Malgré son prix élevé, on ne put la trouver
sur le marché intérieur pendant un certain temps,
ce fut le seul modèle au catalogue entre 1949 et 1953. Les
voitures étaient fabriquées sous licence en Belgique
par lmperia, et le moteur était
également monté sur les plus grosses Triumph,
sur le tracteur Ferguson, sur les premières Plus-4 de Morgan
et, sous sa forme 2 l., dans la série TR de Triumph qui obtint
tant de succès. La surmultiplication constitua une option
en 1950 la carrosserie fut redessinée en 1953, en 1956 et
en 1959, une version Diesel, avec châssis séparé,
fut vendue en 1954, et 1955. Une version luxueuse Sportsman, avec
moteur de 90 ch, gardant la traditionnelle surmultiplication sur
les voitures de série, fut présentée en 1957,
mois elle était trop coûteuse, et ne dura pas longtemps.
Vers la fin, il existait des Vanguard automatiques, mais les vieilles
4 cyl. virent leur fabrication interrompue en 1961.

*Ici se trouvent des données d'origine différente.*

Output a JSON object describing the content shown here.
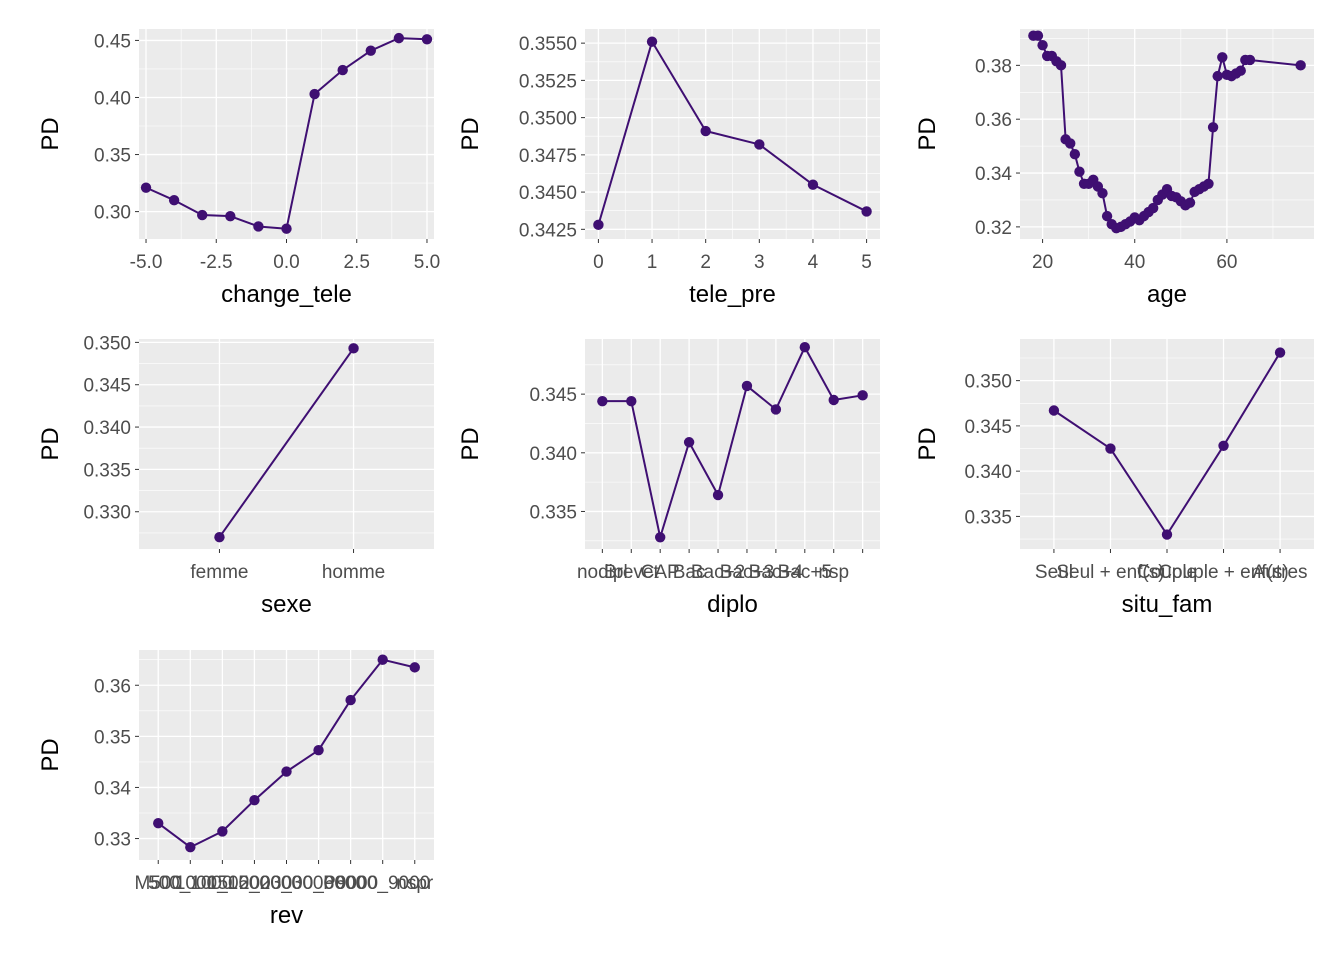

Il y eut d'autres modèles. Une Huit à soupapes en-tête,
803 cm3, avec suspension avant indépendante par ressorts
hélicoïdaux et des équipements très classiques,
fut annoncée vers la fin de 1953, suivie peu après
d'une plus luxueuse 10 CV, 948 cm3. Cependant, elles n'eurent jamais
un très grand succès, en dépit des options
dont elles furent équipées par la suite: commande
à deux pédales, triple surmultiplication, (sur la
Huit), et l'adjonction d'une version luxueuse de la Dix, la Pennant
en 1957. Faithorpe utilisait leur moteur, qui servit par la suite
de base à la Triumph Herald, mais la production des petites
Standard s'arrêta en 1959. Il y eut quelques variantes sur
le thème Vanguard, l'Ensign avec un moteur de 62 ch 1,6 l,
fut reçue fraîchement, bien qu'elle réapparut
en 1962 avec un moteur de 75 ch, 2138 cm3 , et une boîte à
quatre vitesses. Après l'absorption de Leyland en 1961, les
efforts de la firme se concentrèrent de plus en plus sur
la gamme Triumph, mais la dernière réalisation Standard,
en 1962, fut à nouveau basée sur la Vanguard, avec
des innovations tel les qu'un moteur 6 cyl., soupapes en-tête,
à courte course, de 2 l. utilisé par la suite dans
la Triumph 2000. Les dernières Standard furent livrées
au cours de l'été 1963. Le nom disparut car le terme
"standard', avait pris le sens d'"ordinaire", en
dépit du confort d'équipement de la Luxury Six.